ミツキもミツキでヒヤヒヤしながら、モモコをリードしていた。 もうモモコが加入する前のギスギスした空気は流れていない。 つい最近のことではあるが、ライヤは感慨深いものを感じていた。
「あの2匹も、今ではいいコンビになってきましたね」
「アタシ達も追いかけましょう」
他の魔法使いの面々も、ほうきを手に取るとミツキとモモコを追いかけて丘の最上部へと向かった。
***
ほうきの暴走に振り回されぱなしのモモコと、そんな彼女をリードするミツキは他の魔法使いよりも一足早く、崖に辿り着いていた。
崖で佇んでいるポケモンの正体は、黒と黄色を基調とした、大きな青い瞳を持っているはつでんポケモンのエリキテル。
「そ、そこのお前……! 何してんだよ?」
「確かにいい天気かもしれないけど……でも、落ちそうじゃない! 危ないよ!」
ほうきから降り、着地したミツキとモモコが声をかけるとエリキテルはその大きな瞳をさらに大きく見開き、かなり2匹に怯えているようだ。
「ッ……!」
だが、エリキテルの雰囲気はミツキやモモコよりも少し歳上のお姉さんのようであり、魔法使いとはいえまだ子どもの部類に入れられそうな2匹に怯えているとなれば、相当気が小さいポケモンであると伺える。

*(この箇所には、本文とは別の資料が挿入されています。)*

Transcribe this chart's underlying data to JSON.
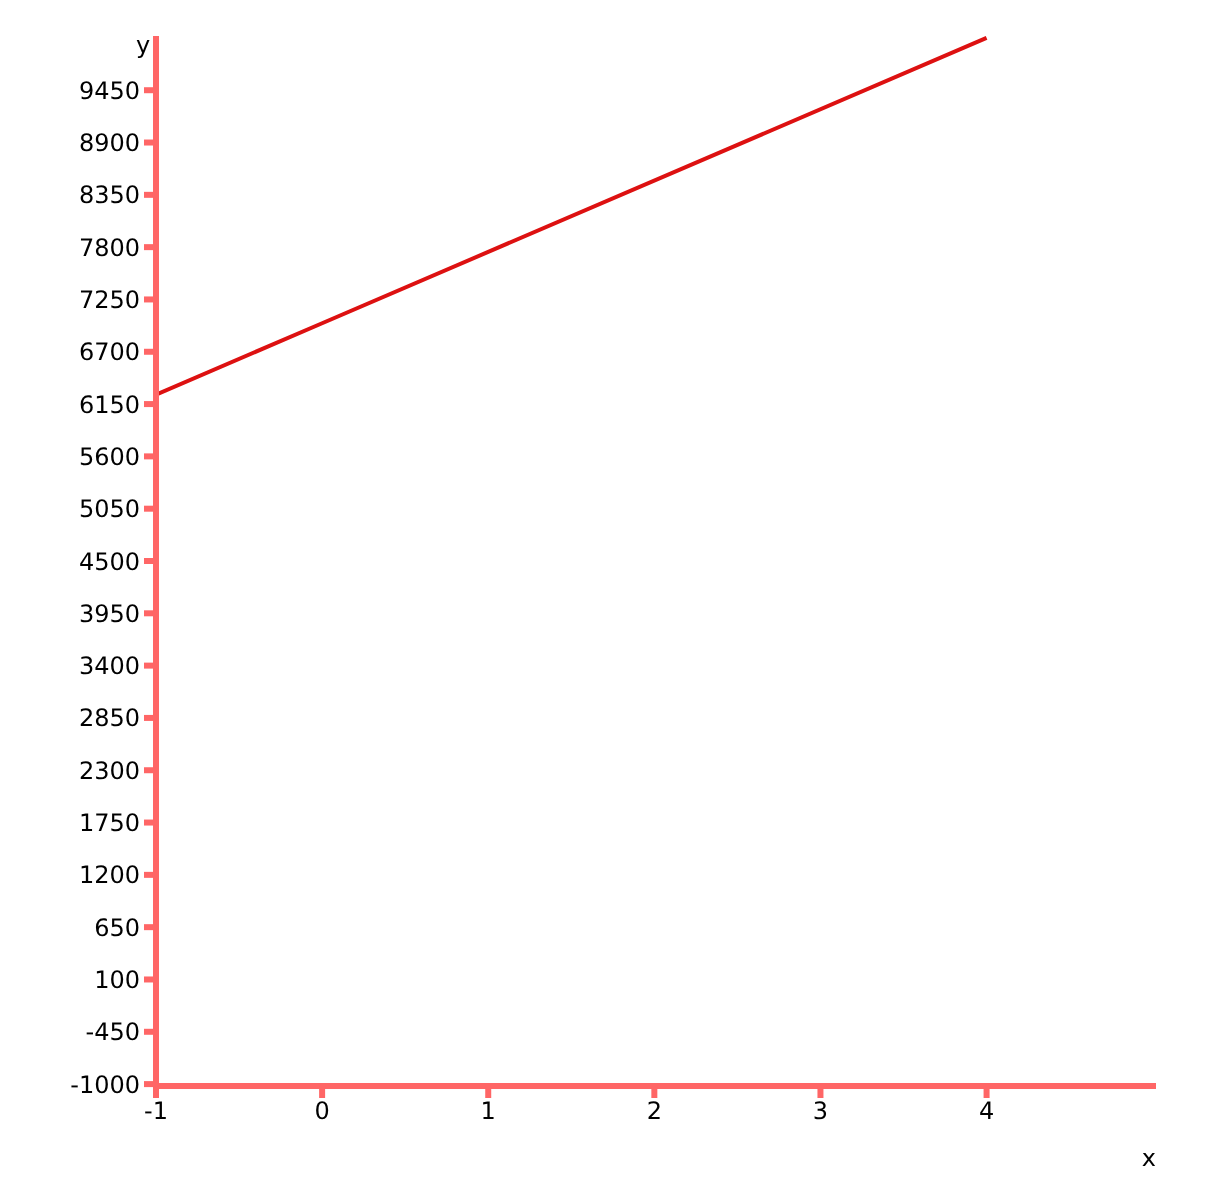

すると、ミツキとモモコを追いかけて来たライヤ達の声が空から聞こえてくる。
「ミツキー、モモコー!」
ライヤ、コノハ、チームキューティの3匹もまたほうきから降りて着地する。 エリキテルの姿を確認する一行だが、フィルとリリィは息をのんでエリキテルを凝視していた。

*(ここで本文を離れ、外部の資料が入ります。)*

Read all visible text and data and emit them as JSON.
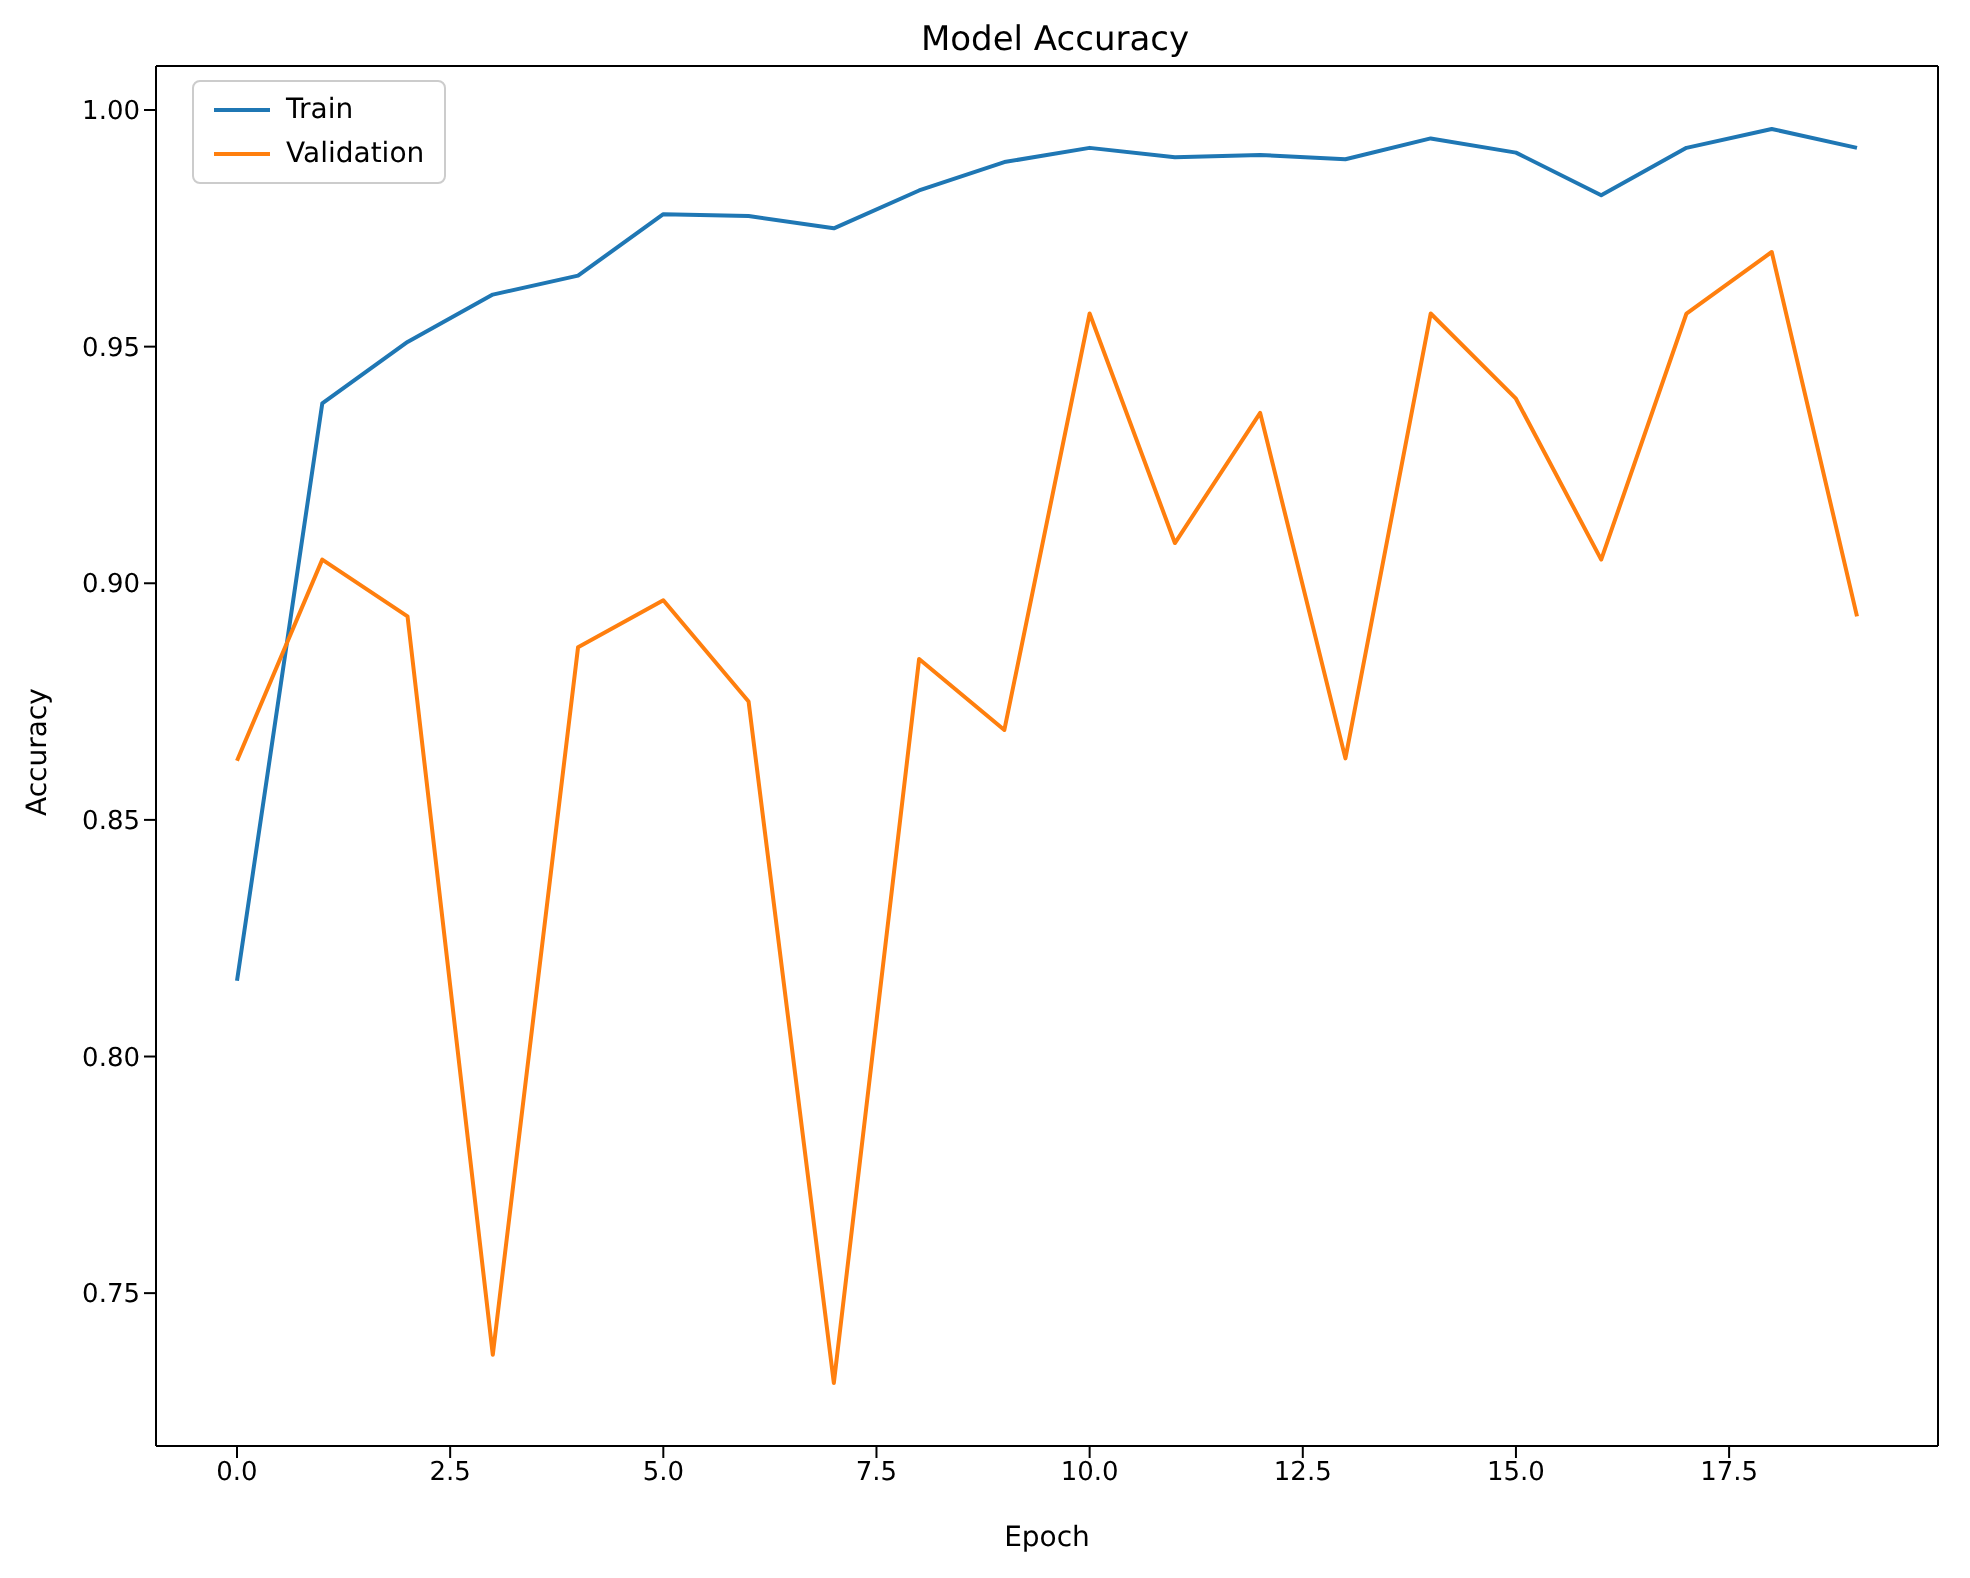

そんな2匹をよそに、コノハはミツキとモモコに真っ先に駆け寄り、やれやれと溜息を吐く。
「もー、アタシ達置いて行かないでよー」
「スーノ……? どうしてここにいるの?」
そんなコノハをよそに、リリィは深刻そうな顔で、おそるおそるエリキテルをスーノと呼び、問いかけた。

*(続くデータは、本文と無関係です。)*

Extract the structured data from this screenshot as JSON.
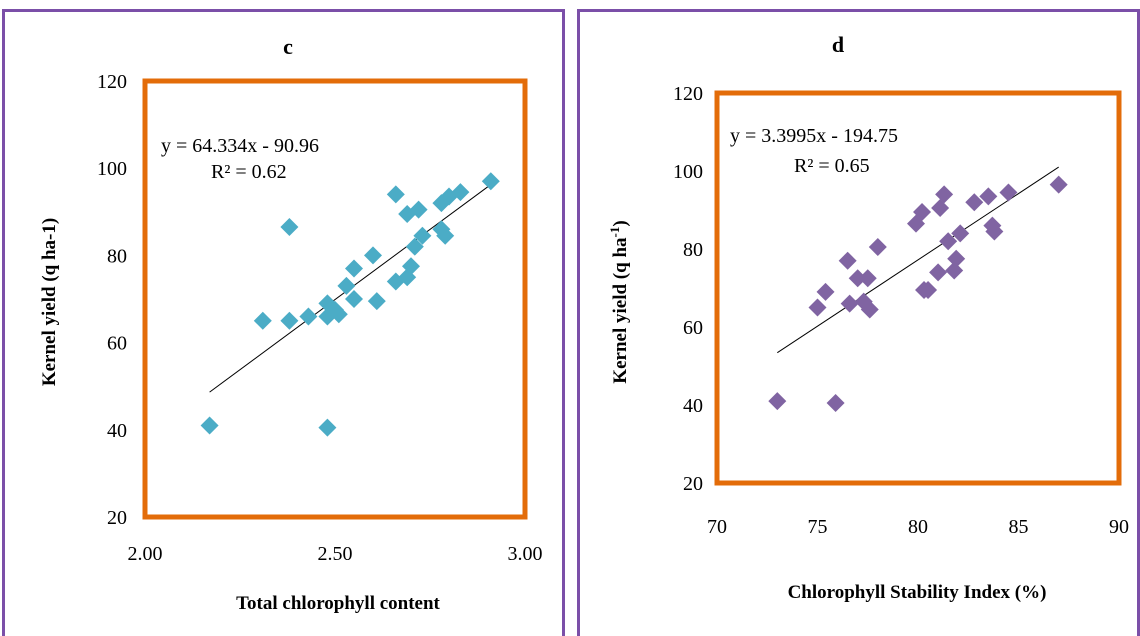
{
  "chart_data": [
    {
      "type": "scatter",
      "title": "c",
      "xlabel": "Total chlorophyll content",
      "ylabel": "Kernel yield (q ha-1)",
      "xlim": [
        2.0,
        3.0
      ],
      "ylim": [
        20,
        120
      ],
      "x_ticks": [
        "2.00",
        "2.50",
        "3.00"
      ],
      "y_ticks": [
        "20",
        "40",
        "60",
        "80",
        "100",
        "120"
      ],
      "x_tick_values": [
        2.0,
        2.5,
        3.0
      ],
      "y_tick_values": [
        20,
        40,
        60,
        80,
        100,
        120
      ],
      "marker_color": "#4bacc6",
      "frame_color": "#e36c09",
      "equation": "y = 64.334x - 90.96",
      "r2_label": "R² = 0.62",
      "trendline": {
        "slope": 64.334,
        "intercept": -90.96,
        "x_range": [
          2.17,
          2.91
        ]
      },
      "points": [
        [
          2.17,
          41
        ],
        [
          2.31,
          65
        ],
        [
          2.38,
          65
        ],
        [
          2.38,
          86.5
        ],
        [
          2.43,
          66
        ],
        [
          2.48,
          69
        ],
        [
          2.48,
          66
        ],
        [
          2.48,
          40.5
        ],
        [
          2.5,
          67.5
        ],
        [
          2.51,
          66.5
        ],
        [
          2.53,
          73
        ],
        [
          2.55,
          77
        ],
        [
          2.55,
          70
        ],
        [
          2.6,
          80
        ],
        [
          2.61,
          69.5
        ],
        [
          2.66,
          74
        ],
        [
          2.66,
          94
        ],
        [
          2.69,
          75
        ],
        [
          2.69,
          89.5
        ],
        [
          2.7,
          77.5
        ],
        [
          2.71,
          82
        ],
        [
          2.72,
          90.5
        ],
        [
          2.73,
          84.5
        ],
        [
          2.78,
          92
        ],
        [
          2.78,
          86
        ],
        [
          2.79,
          84.5
        ],
        [
          2.8,
          93.5
        ],
        [
          2.83,
          94.5
        ],
        [
          2.91,
          97
        ]
      ]
    },
    {
      "type": "scatter",
      "title": "d",
      "xlabel": "Chlorophyll Stability Index (%)",
      "ylabel": "Kernel yield (q ha",
      "ylabel_sup": "-1",
      "ylabel_end": ")",
      "xlim": [
        70,
        90
      ],
      "ylim": [
        20,
        120
      ],
      "x_ticks": [
        "70",
        "75",
        "80",
        "85",
        "90"
      ],
      "y_ticks": [
        "20",
        "40",
        "60",
        "80",
        "100",
        "120"
      ],
      "x_tick_values": [
        70,
        75,
        80,
        85,
        90
      ],
      "y_tick_values": [
        20,
        40,
        60,
        80,
        100,
        120
      ],
      "marker_color": "#8064a2",
      "frame_color": "#e36c09",
      "equation": "y = 3.3995x - 194.75",
      "r2_label": "R² = 0.65",
      "trendline": {
        "slope": 3.3995,
        "intercept": -194.75,
        "x_range": [
          73,
          87
        ]
      },
      "points": [
        [
          73.0,
          41
        ],
        [
          75.0,
          65
        ],
        [
          75.4,
          69
        ],
        [
          75.9,
          40.5
        ],
        [
          76.5,
          77
        ],
        [
          76.6,
          66
        ],
        [
          77.0,
          72.5
        ],
        [
          77.3,
          66.5
        ],
        [
          77.5,
          72.5
        ],
        [
          77.6,
          64.5
        ],
        [
          78.0,
          80.5
        ],
        [
          79.9,
          86.5
        ],
        [
          80.2,
          89.5
        ],
        [
          80.3,
          69.5
        ],
        [
          80.5,
          69.5
        ],
        [
          81.0,
          74
        ],
        [
          81.1,
          90.5
        ],
        [
          81.3,
          94
        ],
        [
          81.5,
          82
        ],
        [
          81.8,
          74.5
        ],
        [
          81.9,
          77.5
        ],
        [
          82.1,
          84
        ],
        [
          82.8,
          92
        ],
        [
          83.5,
          93.5
        ],
        [
          83.7,
          86
        ],
        [
          83.8,
          84.5
        ],
        [
          84.5,
          94.5
        ],
        [
          87.0,
          96.5
        ]
      ]
    }
  ]
}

スーノと呼ばれたエリキテルも、リリィに合わせるようにおどおどした様子でリリィの問いに応えようとする。
「リリィさん……それに、フィルさんまで……」
「まだ、この丘に来る習性があるんだね」
「……」
スーノが何か言おうとする前に、フィルはぴしゃりとスーノに冷たい口調で言葉を投げかける。 普段はどんな女の子にも丁寧に対応するフィルが、まさかこんなにつっけんどんにするとは思わず、ミツキとライヤは「タダゴトじゃないな」と目を見合わせて内心ではハラハラしている。
「あ、あのー? ちょっと状況が読めないんだけど」
そんな空気を壊そうとしてか、別の意図もあるのか、コノハが険悪な雰囲気の3匹の間に割って入る。
「もしかしなくても、そこのスーノさん? って」
「小説家のスーノさんだったり……するの?」
モモコとフローラも順に問いかける。 女子組トリオは苦し紛れに温かい目と微笑みを投げ掛けようとするが、どこかぎこちなくかえって不自然にも見える。
「そ、そうですけど……」
「「えぇえええええええーっ!?」」
スーノの「そう」という言葉を耳にしたと同時に、女子組トリオの絶叫が陽だまりの丘中に響き渡った。